Hi,
I’m currently on Rasa 1.10.20, will be upgrading to 2.0 soon
Made the switch over to the TED policy and I’m noticing that the predictions are not really following the stories all that well. A lot of my utterances use very similar vocabulary, so my hunch is that could be causing the incorrect predictions.
This is my current config:
config.yml
language: en
importers:
- name: MultiProjectImporter
imports:
- projects/Alternative Medicine
- projects/Appt Followup
- projects/Appt Prep
- projects/Basic
- projects/Best Treatment Quiz
- projects/Conception
- projects/Conditions
- projects/Donor Eggs or Sperm
- projects/Embryo Grading
- projects/Endometriosis
- projects/Entryway - Actively Trying
- projects/Entryway - Exploring Treatment
- projects/Entryway - Fertility Preservation
- projects/Entryway - Intro Utterances
- projects/Entryway - Preconception
- projects/Entryway - Undergoing Treatment
- projects/Exercise
- projects/Fertility Preservation
- projects/General Fertility Treatment
- projects/General Infertility Info
- projects/Genetic Testing
- projects/IUI
- projects/IVF
- projects/Male Fertility
- projects/Medications
- projects/Mental Health
- projects/Nutrition
- projects/OI
- projects/Other or Outside Current Scope
- projects/PCOS
- projects/Symptoms
- projects/Testing
- projects/Treatment Cost & Insurance
pipeline:
- name: WhitespaceTokenizer
- name: RegexFeaturizer
- name: LexicalSyntacticFeaturizer
- name: CountVectorsFeaturizer
- name: CountVectorsFeaturizer
analyzer: char_wb
min_ngram: 2
max_ngram: 5
- name: DIETClassifier
epochs: 300
BILOU_flag: true
use_masked_language_model: true
number_of_transformer_layers: 4
embedding_dimension: 50
hidden_layers_sizes:
text: [256, 128]
label: [256, 128]
tensorboard_log_directory: logs
tensorboard_log_level: epoch
- name: EntitySynonymMapper
- name: DucklingHTTPExtractor
url: http://duckling:8000
dimensions:
- distance
- number
- time
locale: en_US
timezone: America/New_York
policies:
- name: TwoStageFallbackPolicy
nlu_threshold: 0.5
ambiguity_threshold: 0.01
core_threshold: 0.1
fallback_core_action_name: action_default_fallback
fallback_nlu_action_name: flag_conversation_for_review
deny_suggestion_intent_name: incorrect
- name: AugmentedMemoizationPolicy
max_history: 5
- name: MappingPolicy
- name: FormPolicy
- name: TEDPolicy
epochs: 150
max_history: 5
batch_size: [64, 128]
random_seed: 6586
tensorboard_log_directory: logs
tensorboard_log_level: epoch
What I’m guessing is the culprit is the LabelTokenizerSingleStateFeaturizer
and the way it featurizes the action labels and action text.

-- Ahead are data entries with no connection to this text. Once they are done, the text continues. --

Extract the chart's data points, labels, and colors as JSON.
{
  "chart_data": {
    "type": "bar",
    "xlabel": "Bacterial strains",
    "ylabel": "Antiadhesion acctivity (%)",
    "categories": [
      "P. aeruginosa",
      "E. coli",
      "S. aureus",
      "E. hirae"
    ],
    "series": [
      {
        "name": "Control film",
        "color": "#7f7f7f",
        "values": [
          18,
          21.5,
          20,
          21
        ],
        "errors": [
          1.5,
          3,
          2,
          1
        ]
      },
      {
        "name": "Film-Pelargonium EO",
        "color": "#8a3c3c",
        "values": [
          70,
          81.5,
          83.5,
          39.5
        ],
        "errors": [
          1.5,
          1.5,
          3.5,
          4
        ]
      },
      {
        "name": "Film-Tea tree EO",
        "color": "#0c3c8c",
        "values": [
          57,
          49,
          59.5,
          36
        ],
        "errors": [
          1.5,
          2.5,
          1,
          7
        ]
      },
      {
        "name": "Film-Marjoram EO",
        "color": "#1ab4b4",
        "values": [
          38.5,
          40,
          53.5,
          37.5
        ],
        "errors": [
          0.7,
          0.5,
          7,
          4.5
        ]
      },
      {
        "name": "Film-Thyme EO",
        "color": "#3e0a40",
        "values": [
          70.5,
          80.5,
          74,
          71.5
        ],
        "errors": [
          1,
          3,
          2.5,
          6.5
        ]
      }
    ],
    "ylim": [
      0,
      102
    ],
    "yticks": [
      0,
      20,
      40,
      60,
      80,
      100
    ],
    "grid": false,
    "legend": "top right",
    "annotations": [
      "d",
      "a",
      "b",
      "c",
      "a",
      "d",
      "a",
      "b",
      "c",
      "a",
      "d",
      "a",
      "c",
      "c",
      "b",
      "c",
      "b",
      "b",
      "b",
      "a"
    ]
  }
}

Is there a way to improve prediction and reduce the amount of featurization that happens on the action label/action text side?
I saw in the new docs that there’s an option for dense_dimension
where I might be able to tune-down (or disable) action_text
and label_action_text
, but I’m unsure if that’s something the 1.10.20 TEDPolicy would be able to accept, since it’s not covered in the docs.